Kurzfristig ist die Frage berechtigt, wie die US-Ölbranche reagieren wird, die aufgrund ihrer Größe und ihres Modells kurzer Zyklen als Einzige in der Lage ist, den Einbruch der Exporte aus dem arabisch-persischen Raum zumindest teilweise aufzufangen. In der letzten Phase extremer Aufwärtssprünge bei den Ölpreisen (2022-23) wurde die Ausweitung der Bohrungen im hochergiebigen Perm-Becken (Midland und Delaware) zu einem Großteil von privaten Akteuren gestemmt. Allerdings wurden seitdem 60 % von ihnen von börsennotierten Unternehmen aufgekauft – lediglich 20 % der Fördertätigkeit liegt heute noch in den Händen dieser unabhängigen Produzenten. Was die gelisteten Unternehmen betrifft, die nunmehr einen deutlich überwiegenden Teil der regionalen Erdölgewinnung verantworten, so ist ihre Botschaft zumindest unmissverständlich: „No change“, so der Exxon-Finanzchef. Ähnliche Töne schlägt auch sein Pendant beim Konkurrenten Chevron an, der sich lieber auf die Cash-Generierung als auf die Aufstockung der Fördermengen konzentriert.

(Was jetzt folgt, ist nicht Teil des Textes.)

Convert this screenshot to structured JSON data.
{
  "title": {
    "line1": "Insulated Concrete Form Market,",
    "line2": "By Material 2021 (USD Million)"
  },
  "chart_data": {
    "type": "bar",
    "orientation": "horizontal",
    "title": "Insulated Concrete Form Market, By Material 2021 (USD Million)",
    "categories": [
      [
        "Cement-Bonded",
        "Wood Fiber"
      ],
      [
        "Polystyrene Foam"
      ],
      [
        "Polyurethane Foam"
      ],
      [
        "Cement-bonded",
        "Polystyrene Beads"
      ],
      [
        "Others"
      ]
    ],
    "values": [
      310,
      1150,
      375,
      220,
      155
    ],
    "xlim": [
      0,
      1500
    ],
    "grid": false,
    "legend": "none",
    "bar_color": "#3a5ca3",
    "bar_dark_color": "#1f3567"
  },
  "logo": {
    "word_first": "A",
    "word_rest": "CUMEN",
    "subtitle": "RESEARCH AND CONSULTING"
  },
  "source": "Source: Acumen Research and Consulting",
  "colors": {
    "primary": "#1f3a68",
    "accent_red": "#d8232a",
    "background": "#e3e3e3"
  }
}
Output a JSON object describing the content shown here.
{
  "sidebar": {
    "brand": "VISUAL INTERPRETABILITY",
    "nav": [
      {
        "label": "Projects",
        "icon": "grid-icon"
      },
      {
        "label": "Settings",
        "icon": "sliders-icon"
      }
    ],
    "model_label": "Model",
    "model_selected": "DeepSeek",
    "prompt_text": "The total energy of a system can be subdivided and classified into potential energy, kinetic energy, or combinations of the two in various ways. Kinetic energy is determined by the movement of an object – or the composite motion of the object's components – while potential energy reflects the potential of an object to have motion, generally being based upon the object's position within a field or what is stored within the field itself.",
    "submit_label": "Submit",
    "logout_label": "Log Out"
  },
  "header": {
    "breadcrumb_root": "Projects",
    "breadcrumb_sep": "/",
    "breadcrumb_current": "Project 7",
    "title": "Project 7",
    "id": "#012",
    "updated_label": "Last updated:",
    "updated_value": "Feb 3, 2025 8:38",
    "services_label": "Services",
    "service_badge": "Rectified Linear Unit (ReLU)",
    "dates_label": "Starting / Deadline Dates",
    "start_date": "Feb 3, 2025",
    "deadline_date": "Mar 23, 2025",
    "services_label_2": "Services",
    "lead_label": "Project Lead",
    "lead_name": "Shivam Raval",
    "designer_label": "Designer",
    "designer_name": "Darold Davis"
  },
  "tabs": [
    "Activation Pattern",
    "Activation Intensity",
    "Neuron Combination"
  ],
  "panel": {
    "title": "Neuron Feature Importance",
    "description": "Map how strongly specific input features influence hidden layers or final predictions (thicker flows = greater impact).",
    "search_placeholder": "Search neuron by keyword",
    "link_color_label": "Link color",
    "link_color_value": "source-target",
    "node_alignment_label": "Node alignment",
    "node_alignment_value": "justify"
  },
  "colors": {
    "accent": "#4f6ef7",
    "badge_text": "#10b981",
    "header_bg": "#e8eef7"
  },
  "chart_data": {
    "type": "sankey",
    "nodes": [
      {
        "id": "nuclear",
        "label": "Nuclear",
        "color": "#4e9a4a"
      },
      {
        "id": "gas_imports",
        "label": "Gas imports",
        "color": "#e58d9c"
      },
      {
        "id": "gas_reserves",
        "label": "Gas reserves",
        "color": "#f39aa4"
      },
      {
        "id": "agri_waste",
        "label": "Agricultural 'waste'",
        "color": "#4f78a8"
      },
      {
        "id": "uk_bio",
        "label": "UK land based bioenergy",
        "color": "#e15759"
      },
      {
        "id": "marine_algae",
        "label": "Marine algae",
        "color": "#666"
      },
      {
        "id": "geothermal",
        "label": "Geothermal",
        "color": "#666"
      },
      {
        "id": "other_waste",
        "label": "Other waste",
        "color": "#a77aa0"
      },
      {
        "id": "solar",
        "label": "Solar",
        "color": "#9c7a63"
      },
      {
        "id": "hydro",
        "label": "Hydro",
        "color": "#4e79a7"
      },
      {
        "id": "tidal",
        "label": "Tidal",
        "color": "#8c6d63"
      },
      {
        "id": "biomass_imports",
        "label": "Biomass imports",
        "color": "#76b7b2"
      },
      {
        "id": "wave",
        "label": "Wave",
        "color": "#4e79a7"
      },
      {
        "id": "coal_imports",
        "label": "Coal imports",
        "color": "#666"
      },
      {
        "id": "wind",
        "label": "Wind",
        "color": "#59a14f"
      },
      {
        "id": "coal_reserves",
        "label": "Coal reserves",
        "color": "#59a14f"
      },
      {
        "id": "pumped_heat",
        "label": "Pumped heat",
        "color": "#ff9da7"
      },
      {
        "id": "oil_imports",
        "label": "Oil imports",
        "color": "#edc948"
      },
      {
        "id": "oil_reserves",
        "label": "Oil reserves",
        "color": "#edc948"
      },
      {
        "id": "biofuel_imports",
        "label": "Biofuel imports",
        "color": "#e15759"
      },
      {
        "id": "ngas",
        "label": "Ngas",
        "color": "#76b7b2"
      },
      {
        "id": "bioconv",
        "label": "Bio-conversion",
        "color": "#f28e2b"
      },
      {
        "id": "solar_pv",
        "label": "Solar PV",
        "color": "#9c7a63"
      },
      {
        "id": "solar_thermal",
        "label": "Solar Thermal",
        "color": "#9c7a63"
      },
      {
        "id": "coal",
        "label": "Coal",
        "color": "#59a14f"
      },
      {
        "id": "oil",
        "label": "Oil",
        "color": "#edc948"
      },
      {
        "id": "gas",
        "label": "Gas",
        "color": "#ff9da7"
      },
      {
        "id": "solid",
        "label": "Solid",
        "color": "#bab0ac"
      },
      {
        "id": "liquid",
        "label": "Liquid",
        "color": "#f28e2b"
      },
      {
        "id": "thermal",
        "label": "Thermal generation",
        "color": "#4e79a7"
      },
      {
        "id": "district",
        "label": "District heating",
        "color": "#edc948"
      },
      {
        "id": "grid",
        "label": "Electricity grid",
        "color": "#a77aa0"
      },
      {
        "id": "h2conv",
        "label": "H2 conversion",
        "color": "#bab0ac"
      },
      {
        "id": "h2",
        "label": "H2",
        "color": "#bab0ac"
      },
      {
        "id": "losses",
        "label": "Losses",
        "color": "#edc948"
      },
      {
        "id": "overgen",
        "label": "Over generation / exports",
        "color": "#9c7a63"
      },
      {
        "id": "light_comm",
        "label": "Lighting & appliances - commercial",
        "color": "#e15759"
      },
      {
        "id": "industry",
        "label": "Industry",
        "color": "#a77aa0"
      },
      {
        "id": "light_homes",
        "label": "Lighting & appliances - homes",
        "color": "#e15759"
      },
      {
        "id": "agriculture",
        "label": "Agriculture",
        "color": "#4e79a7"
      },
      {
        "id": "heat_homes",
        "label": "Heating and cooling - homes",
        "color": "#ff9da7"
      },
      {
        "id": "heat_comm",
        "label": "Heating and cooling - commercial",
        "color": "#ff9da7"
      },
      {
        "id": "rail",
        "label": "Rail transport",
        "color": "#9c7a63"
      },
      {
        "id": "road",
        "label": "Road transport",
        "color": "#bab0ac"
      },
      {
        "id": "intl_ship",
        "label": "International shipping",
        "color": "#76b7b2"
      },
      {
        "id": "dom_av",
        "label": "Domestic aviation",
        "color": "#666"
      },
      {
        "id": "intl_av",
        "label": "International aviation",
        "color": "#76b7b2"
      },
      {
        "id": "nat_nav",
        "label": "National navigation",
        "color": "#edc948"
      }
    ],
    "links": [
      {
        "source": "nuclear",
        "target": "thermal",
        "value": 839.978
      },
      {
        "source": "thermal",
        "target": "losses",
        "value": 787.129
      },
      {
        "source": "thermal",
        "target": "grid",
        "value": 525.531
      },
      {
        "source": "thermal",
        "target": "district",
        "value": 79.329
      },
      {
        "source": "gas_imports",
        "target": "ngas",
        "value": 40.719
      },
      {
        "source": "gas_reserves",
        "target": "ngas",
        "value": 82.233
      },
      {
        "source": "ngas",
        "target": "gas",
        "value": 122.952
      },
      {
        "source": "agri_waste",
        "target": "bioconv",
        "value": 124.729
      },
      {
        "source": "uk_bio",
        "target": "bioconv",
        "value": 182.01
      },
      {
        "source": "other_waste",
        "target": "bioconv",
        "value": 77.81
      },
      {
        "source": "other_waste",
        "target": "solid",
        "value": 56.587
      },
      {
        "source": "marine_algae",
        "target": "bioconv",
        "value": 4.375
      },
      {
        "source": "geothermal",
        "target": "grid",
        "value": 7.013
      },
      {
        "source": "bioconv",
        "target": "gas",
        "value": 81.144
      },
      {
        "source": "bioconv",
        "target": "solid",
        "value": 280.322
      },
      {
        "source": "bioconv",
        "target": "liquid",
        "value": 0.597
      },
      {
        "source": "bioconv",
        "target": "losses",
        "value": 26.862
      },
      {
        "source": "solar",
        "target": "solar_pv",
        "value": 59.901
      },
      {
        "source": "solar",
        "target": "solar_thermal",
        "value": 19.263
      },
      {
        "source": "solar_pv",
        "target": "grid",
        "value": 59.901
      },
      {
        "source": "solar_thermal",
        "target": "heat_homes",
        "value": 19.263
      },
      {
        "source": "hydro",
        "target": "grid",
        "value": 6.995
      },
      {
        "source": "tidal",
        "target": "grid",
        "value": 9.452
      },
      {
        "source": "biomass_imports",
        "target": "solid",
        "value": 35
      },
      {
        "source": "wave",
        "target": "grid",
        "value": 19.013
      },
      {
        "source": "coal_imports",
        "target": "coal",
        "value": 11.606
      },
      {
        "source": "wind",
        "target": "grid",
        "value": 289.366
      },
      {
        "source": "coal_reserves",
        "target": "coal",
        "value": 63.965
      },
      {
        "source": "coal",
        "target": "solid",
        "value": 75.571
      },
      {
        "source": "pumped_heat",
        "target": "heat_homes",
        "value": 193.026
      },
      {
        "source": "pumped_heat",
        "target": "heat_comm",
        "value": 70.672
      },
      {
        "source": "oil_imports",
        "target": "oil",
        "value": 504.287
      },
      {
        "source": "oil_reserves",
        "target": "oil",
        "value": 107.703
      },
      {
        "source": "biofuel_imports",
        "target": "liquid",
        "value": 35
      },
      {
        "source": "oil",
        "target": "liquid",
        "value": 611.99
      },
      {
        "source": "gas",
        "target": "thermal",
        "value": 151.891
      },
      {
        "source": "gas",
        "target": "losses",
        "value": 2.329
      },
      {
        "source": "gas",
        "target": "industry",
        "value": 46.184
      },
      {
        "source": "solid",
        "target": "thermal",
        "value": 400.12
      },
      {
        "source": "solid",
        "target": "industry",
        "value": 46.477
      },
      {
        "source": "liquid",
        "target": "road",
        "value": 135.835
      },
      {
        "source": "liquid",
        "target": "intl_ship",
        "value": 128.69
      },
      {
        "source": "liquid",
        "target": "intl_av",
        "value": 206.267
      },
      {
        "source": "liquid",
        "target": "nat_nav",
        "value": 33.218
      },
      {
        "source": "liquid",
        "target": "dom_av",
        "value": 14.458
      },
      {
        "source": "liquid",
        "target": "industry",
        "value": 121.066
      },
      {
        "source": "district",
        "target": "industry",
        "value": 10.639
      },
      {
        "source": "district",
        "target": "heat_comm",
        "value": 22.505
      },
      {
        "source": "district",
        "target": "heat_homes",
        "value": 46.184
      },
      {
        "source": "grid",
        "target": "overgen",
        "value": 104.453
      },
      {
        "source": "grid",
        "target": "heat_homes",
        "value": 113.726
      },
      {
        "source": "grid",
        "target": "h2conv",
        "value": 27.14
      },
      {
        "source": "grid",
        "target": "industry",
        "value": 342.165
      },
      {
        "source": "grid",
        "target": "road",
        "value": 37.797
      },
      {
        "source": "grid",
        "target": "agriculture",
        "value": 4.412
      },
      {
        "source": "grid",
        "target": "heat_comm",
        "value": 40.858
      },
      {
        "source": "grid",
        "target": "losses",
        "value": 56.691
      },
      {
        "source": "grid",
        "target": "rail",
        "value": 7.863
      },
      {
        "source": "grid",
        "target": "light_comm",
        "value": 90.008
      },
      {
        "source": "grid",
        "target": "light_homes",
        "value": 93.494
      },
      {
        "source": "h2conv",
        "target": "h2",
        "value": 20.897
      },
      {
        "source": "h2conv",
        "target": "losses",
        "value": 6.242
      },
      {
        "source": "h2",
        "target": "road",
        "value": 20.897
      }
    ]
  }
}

Dennoch könnte demnächst wieder mehr Öl in den Markt fließen, und zwar aus dem Nahen Osten: Nach sechs Jahrzehnten spannungsgeladener Beziehungen haben die Vereinigten Arabischen Emirate ihre Opec-Mitgliedschaft aufgekündigt. Der Vertreter der VAE hatte in der Vergangenheit Kritik an den von Saudi-Arabien forcierten Förderquoten des Kartells geäußert. Und da der Föderation der sieben Emirate für einen ausgeglichenen Staatshaushalt ein niedrigerer Ölpreis reicht als dem wahhabitischen Königreich, hat sie folgerichtig beschlossen, ihre Fördermengen um potenziell rund 1 Mio. Barrel/Tag zu erhöhen. Doch solange die Erweiterung der Erdöl-Pipeline bis zum Hafen von Fudschaira noch nicht fertiggestellt ist, muss erst die Straße von Hormus wieder passierbar werden, bevor sich dieses industrielle Vorhaben in die Tat umsetzen lässt.

Von Pierre Pincemaille, Portfoliomanager, DNCA Investments (Teil von Natixis Investment Managers)

*Equity allocation at its highest level since January 2022, according to Bank of America’s latest survey.

** From 2 mb/d before the conflict to 567 kb/d in early April, according to Kepler.